A Date With Delhi
September 15, 2005
When I received this consulting assignment one of the things
that intrigued me most was that it would return me to Delhi,
where I had been based for two and a half months in 1995/6.
Since then India has come to the forefront and is in the
center of the target when it comes to outsourcing. India is
attracting American companies who are placing call centers
there, having resourceful Indians do their software development
[somewhere between 30 and 40 percent of the worlds software
engineers are of Indian origin] while other companies are
beginning to forge serious manufacturing relationships on
the subcontinent.
Ten years ago India played second fiddle to China when it
came to the worlds consciousness regarding emerging
economies. Now they are neck and neck. China excels at manufacturing;
India wins the code writing prize. Plus, India has the basics
China lacks in a judicial system, a functioning democracy
and an English tradition rooted in the Raj.
In the ten years I have been absent from Delhi, the city
has changed. The airport has been buffed up and more closely
resembles a functioning enterprise with some sense of purpose
as opposed to the almost overwhelming chaos I encountered
ten years ago. Then I encountered a city wrapped in a middle
of the night orange glow, streets inhabited by curbside tent
dwellers burning tires for warmth, in a dusky smoke that never
released its grip on the city. Like Los Angeles in the
70s, you could reach out and touch the air.

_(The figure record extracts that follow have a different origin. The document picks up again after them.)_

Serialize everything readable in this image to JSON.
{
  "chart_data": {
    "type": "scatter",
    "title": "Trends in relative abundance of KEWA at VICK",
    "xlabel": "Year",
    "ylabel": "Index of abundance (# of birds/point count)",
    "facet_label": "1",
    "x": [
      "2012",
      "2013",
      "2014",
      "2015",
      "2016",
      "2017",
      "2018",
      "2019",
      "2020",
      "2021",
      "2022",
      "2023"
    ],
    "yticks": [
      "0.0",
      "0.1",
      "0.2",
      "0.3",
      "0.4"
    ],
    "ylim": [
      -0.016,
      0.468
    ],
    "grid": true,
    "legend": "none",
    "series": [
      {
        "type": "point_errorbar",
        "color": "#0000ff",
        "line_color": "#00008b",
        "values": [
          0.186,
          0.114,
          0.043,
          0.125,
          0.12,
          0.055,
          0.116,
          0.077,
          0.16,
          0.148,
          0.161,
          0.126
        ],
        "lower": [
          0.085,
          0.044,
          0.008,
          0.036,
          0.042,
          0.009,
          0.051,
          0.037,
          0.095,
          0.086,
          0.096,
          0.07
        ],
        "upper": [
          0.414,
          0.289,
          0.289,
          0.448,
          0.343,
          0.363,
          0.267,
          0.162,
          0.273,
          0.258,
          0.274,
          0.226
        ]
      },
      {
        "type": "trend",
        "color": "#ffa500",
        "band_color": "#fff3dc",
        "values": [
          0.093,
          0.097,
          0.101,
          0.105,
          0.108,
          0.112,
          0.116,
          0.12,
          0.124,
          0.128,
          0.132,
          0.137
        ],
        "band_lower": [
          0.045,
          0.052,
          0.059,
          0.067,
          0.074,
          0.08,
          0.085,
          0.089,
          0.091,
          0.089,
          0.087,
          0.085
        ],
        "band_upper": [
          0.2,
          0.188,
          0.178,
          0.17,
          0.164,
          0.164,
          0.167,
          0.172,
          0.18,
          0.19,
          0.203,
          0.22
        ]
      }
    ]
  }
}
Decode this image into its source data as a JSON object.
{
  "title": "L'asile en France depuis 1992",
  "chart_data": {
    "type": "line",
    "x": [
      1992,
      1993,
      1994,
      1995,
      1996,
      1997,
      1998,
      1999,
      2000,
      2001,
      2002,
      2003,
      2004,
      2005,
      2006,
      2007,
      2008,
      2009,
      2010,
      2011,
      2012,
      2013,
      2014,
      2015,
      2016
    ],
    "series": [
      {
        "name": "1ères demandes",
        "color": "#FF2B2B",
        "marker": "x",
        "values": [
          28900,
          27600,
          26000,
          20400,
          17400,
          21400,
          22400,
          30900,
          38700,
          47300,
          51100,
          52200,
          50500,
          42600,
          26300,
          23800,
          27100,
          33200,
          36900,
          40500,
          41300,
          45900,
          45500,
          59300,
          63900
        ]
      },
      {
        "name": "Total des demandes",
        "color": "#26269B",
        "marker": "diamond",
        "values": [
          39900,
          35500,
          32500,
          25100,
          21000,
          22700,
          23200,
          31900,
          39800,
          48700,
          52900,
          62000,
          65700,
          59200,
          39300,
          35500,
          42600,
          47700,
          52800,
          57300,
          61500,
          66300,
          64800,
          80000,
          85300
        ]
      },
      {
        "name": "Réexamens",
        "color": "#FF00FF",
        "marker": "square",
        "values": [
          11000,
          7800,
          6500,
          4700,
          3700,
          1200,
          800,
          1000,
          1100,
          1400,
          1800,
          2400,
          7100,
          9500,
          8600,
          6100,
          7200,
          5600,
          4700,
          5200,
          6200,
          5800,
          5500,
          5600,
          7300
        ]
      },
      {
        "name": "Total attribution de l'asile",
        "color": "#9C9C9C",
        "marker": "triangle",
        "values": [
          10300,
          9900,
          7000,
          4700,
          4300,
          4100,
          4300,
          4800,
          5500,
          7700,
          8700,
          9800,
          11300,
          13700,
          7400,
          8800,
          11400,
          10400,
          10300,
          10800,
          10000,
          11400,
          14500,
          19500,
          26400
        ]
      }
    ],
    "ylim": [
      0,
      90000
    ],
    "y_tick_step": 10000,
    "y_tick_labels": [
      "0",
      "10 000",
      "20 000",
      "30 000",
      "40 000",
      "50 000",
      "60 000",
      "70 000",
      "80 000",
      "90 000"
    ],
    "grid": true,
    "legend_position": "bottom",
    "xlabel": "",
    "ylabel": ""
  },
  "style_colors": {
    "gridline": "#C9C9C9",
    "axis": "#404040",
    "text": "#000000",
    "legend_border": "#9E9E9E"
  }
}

Now the air is cleaner and fewer people live curbside in
tents; the massive number of beggars is still considerable
but less omnipresent as my friend Kiran said, there are now
more options on ways to make a living. Kiran is head of NASSCOM,
the national association of software developers, which makes
him a very big deal in India -- and the world.
Indians are good at software. For some reason their minds
grok the workings of 1s and 0s, making
those two digits sing. It comes, said another acquaintance,
of having for years to create work-arounds due to a dearth
of resources. Necessity, of course, being the mother of inventiveness.
In 1995 I visited the head of Pepsi India in an office that
would have shamed a 1930s American executive and that
was about as good as it got in Delhi then. Today Pepsi is
headquartered in building that looks more Dallas than Delhi.
Not unlike Poland, India has an emerging, vibrant young [half
the country is under 25] professional group who were born
under the socialist constraints of the later Nehru/Gandhi
era and who have come into adulthood under the economic reforms
that began to rock the country in the 1990s.
They drive chic new cars [or rather are driven in chic new
cars; everyone seems to have a driver]. They live in the chic
new areas of Delhi and both husband and wife work important
jobs and are not sure about having children or how many they
will have if they do. An affluent single woman I know is thinking
of adopting a child a thought that would have been absolutely
shocking in India ten years ago but is gaining social acceptance
in middle class urban areas.
A businessman I know there is looking to a hire a V.P. for
his company; his secret hope is that he can attract an Indian
who has been living abroad but who now wants to come home.
Those are increasing in number.
The Indian Diaspora of a particular age are turning their
eyes back to the homeland and are returning for they see the
kinds of opportunities they never expected their homeland
to give them.
Ten years ago in Madras my friend William asked me my overall
reaction to my time in India . I told him I thought India
would be one of the great powers of the late 21st century,
based on its brain power.
I think my prediction was right.
Currently the U.S. is turning out about 60,000 engineers
a year. Due to immigration restrictions resulting from 9/11,
we are no longer always the country of choice for study by
the best and the brightest of the world.
Between them, China and India will shortly turn out between
500,000 and 600,000 engineers a year. America will be overwhelmed
by these numbers. For us to remain a world power, much less
a pre-eminent world power will require an enormous degree
of resourcefulness, flexibility and focused policy.